We’d begun the day with breakfast in our favourite spot, high above the stern wake.
I just love that pattern and find it totally mesmerising.
There was a destination lecture this morning from our favourite expert speaker, so we made a beeline for the theatre to learn a little about Chile, where we arrive tomorrow.
But today, we had one last stop in Peru, at Matarani, which is the nearest port to Arequipa. We were back in our suite when we noticed we were almost there and so gathered cameras and went out onto the verandah to see what was going on.
Well, there was the pilot boat just off our starboard side, below where we were standing.
The pilot himself was up there on the bridge directing things.
We were working out just how we were going to fit into that space in front of us. Matarani isn’t the prettiest of ports and I imagine, not many cruise ships call here, so we were attracting quite a bit of attention.
The bunch of people standing on the end of that breakwater were possibly wondering the same as we were – just how are we going to turn in that tight spot? Or maybe – most probably – they’ve seen it all before.
An assortment of workers dressed in hi-vis clothing and colour coded hard hats were waiting to fulfil their role in the process of getting us secured alongside.
But then the 12 noon lunchtime siren sounded and workers appeared from all over, not wanting to waste a moment of their break, but interested to see what was going on and in some cases, take pictures.
We were enjoying just watching it all, thinking it all looked like a Playmobil set!
Actually, the fun began when the gangplank had been put out and the ground staff were sorting out the arrival area. It had been clear from the beginning that safety was a priority here, evidenced by the hard hats and strict codes of practice followed by every worker. So when a team arrived with a roll of carpet and a set of traffic cones, we knew a plan was in place to ensure that passengers from the ship did not come to any harm in this industrial setting.
Now, it seemed as though a team of Lego people were building their own set, beginning with the welcome sign which had just blown along the dockside in the wind.
We really enjoyed watching each piece be put into place, seeing people working out how best to arrange things, to secure the curly edge of the carpet and yes, to stop that flipping welcome sign blowing away again!
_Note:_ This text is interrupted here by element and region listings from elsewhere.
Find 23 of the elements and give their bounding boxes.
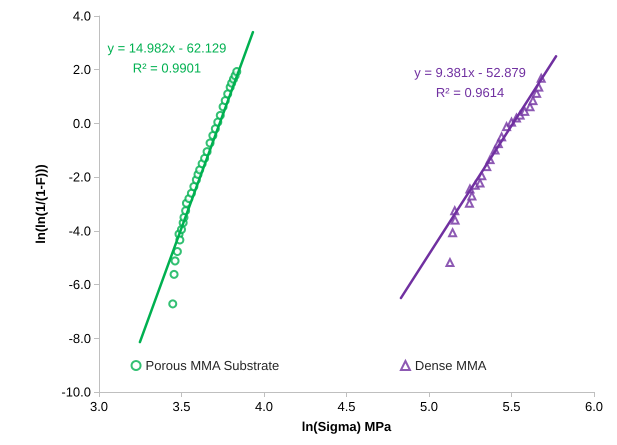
legend-label: Porous MMA Substrate bbox=[146, 358, 280, 373]
annotation: R² = 0.9901 bbox=[132, 60, 202, 76]
y-axis-title: ln(ln(1/(1-F))) bbox=[33, 164, 48, 244]
x-tick-label: 3.5 bbox=[172, 399, 191, 414]
x-tick-label: 3.0 bbox=[90, 399, 108, 414]
annotation: y = 14.982x - 62.129 bbox=[107, 40, 226, 56]
y-tick-label: -10.0 bbox=[61, 384, 91, 400]
y-tick-label: -6.0 bbox=[68, 277, 91, 292]
legend-label: Dense MMA bbox=[414, 358, 487, 373]
x-tick-label: 4.0 bbox=[254, 399, 274, 414]
y-tick-label: -4.0 bbox=[68, 223, 91, 238]
y-tick-label: -2.0 bbox=[68, 170, 91, 185]
x-tick-label: 5.0 bbox=[420, 399, 438, 414]
y-tick-label: -8.0 bbox=[68, 330, 91, 346]
x-tick-label: 6.0 bbox=[584, 399, 604, 414]
x-tick-label: 5.5 bbox=[502, 399, 521, 414]
x-axis-title: ln(Sigma) MPa bbox=[302, 419, 392, 434]
annotation: y = 9.381x - 52.879 bbox=[414, 64, 526, 80]
x-tick-label: 4.5 bbox=[337, 399, 356, 414]
y-tick-label: 4.0 bbox=[72, 8, 91, 24]
y-tick-label: 0.0 bbox=[72, 116, 91, 131]
annotation: R² = 0.9614 bbox=[436, 84, 504, 100]
y-tick-label: 2.0 bbox=[72, 62, 91, 78]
When they finished, they stood back and admired their handiwork having weighted the welcome sign down with some wooden blocks, too). We thought they’d done a great job as well and were tempted to give them a round of applause but didn’t want to be cheeky!
If they had finished making the gangplank and everything secure, then it must be nearly time for us to go as well, so we gathered our stuff and made our way to the theatre to collect our tickets for our journey to see the Ice Maiden Mummy substitute in Arequipa this afternoon. Juanita, the Ice Maiden Mummy herself was undergoing restoration in a freezer somewhere else, so instead, we were going to take a look at a slightly less impressive Mummy by the name of La Sarita. Hey ho – whatevs.